Often the people he met were later guests of his at the Royal Society Dining
Club.
Cavendish died on February 24, 1810, at the age of seventy-eight,
and was buried in All Saints Church, Derby, now designated the cathedral,
where his famous ancestor Bess of Hardwick had built an elaborate tomb
for herself. Owing to his frugal life-style, he had accumulated a fortune of
over a million pounds, a huge sum in those days; he was one of the richest
men in England. When he died none of this wealth went directly to support
scientific research; he believed that it should return to the family from
which it came.
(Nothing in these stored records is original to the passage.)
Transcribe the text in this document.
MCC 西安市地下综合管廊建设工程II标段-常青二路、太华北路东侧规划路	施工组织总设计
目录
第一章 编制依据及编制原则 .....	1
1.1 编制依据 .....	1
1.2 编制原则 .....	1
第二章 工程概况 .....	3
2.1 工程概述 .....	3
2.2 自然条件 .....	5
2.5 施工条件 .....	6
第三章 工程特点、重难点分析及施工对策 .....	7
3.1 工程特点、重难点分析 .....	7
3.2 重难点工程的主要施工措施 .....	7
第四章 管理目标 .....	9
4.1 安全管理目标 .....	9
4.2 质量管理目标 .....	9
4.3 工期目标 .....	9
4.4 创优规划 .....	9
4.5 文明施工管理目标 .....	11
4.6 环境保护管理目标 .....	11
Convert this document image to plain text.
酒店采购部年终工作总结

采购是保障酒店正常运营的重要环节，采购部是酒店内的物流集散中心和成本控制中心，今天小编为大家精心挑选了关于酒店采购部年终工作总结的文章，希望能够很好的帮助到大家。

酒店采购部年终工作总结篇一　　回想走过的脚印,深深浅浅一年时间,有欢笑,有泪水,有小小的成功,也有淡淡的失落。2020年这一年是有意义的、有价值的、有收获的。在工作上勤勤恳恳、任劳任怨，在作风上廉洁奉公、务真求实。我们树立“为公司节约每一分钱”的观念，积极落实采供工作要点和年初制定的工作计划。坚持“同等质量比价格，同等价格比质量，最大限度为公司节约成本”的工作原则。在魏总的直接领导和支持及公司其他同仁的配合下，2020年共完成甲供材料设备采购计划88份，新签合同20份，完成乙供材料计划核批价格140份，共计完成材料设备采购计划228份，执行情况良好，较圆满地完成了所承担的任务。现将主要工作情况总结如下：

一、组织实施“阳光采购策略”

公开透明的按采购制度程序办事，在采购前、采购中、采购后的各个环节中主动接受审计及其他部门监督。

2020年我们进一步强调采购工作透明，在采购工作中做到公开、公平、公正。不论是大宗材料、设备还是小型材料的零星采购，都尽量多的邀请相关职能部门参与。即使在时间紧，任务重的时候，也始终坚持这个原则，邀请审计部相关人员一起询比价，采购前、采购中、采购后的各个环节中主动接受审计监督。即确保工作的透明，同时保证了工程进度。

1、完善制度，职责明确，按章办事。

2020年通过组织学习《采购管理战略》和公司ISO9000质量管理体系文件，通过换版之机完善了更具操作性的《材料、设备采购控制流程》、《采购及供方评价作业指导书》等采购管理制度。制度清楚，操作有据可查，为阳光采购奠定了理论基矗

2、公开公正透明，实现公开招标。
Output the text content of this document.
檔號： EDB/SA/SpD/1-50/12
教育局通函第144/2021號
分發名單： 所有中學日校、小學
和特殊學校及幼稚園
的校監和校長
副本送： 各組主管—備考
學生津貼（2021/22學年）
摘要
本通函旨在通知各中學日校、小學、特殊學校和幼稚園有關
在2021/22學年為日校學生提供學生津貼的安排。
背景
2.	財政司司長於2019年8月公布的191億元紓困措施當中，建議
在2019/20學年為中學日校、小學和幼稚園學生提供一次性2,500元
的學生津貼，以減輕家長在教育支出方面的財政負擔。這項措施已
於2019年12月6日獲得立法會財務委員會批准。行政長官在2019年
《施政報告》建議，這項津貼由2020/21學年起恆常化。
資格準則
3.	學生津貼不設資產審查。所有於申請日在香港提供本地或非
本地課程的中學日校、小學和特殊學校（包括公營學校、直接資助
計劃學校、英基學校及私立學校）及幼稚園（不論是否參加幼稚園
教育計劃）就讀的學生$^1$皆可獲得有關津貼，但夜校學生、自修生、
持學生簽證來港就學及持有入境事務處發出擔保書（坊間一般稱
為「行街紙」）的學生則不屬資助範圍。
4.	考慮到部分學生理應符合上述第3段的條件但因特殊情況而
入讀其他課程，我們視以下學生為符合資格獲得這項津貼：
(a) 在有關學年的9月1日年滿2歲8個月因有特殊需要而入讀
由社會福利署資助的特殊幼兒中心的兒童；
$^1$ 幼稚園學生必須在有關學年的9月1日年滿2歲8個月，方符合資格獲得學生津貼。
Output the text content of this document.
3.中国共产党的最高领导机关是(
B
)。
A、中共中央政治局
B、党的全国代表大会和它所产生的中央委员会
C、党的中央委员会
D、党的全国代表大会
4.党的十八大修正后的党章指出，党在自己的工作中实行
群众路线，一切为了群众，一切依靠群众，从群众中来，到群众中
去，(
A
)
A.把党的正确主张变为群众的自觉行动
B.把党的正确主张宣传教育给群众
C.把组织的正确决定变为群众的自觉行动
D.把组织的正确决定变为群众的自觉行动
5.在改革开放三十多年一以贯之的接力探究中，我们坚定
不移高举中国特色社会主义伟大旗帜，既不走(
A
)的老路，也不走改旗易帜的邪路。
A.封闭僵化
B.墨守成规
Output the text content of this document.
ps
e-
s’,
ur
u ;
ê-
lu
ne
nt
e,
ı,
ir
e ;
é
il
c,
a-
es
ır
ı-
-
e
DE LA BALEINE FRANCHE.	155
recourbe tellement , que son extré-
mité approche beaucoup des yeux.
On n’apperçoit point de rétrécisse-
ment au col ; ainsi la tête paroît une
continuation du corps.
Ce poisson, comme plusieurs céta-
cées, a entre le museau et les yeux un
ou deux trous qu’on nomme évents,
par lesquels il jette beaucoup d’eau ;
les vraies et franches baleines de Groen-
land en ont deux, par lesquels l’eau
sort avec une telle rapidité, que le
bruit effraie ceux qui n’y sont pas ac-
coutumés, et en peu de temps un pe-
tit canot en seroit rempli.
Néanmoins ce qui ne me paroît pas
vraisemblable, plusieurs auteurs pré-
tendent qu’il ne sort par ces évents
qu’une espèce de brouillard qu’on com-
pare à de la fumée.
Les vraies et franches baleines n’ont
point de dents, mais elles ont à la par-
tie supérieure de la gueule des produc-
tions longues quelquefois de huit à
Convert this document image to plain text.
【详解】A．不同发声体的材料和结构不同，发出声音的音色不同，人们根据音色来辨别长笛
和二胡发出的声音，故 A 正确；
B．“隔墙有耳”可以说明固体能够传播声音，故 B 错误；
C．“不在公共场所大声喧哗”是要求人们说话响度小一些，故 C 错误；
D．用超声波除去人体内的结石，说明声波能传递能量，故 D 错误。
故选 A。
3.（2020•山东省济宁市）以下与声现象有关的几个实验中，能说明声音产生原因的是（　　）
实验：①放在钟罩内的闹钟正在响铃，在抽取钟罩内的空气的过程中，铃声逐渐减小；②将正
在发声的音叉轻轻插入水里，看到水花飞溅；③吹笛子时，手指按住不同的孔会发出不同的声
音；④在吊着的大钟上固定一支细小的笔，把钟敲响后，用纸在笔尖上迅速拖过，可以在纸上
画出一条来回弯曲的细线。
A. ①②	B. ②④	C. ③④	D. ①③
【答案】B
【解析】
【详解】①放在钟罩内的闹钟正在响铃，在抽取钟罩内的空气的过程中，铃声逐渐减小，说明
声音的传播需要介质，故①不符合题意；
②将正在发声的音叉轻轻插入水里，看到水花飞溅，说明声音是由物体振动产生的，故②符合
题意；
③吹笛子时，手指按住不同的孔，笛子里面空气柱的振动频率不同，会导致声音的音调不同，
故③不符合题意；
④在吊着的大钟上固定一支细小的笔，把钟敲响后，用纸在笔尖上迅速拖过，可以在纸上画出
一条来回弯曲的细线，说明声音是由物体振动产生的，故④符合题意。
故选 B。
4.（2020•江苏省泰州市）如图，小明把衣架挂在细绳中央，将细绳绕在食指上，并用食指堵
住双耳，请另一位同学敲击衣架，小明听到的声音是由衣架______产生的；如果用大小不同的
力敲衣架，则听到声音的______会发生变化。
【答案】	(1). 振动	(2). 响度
However, many years later the University of Cambridge benefited
from the generosity of the Cavendish family through the endowment
of the Cavendish Professorship of Experimental Physics and the Cavendish
Laboratory.
Charles Augustin Coulomb (1736–1806)
The end of the Thirty Years War left France the most powerful nation in
Europe. Although the golden age of French science was yet to come, some
remarkable physicists were already distinguishing themselves before the
end of the ancien r ´egime. One of the first was Coulomb, the subject of our
next profile. He has been described as the complete physicist, rivalled in
the eighteenth century only by Henry Cavendish, combining experimental
skill, accuracy of measurement and great originality with mathematical
powers adequate to all his demands. He invented the torsion balance and
used it to show that the force between electrically charged particles is proportional
to the product of their charges and inversely proportional to the
distance between them. This fundamental result is known as Coulomb’s
law; the unit of electrical charge is also named after him.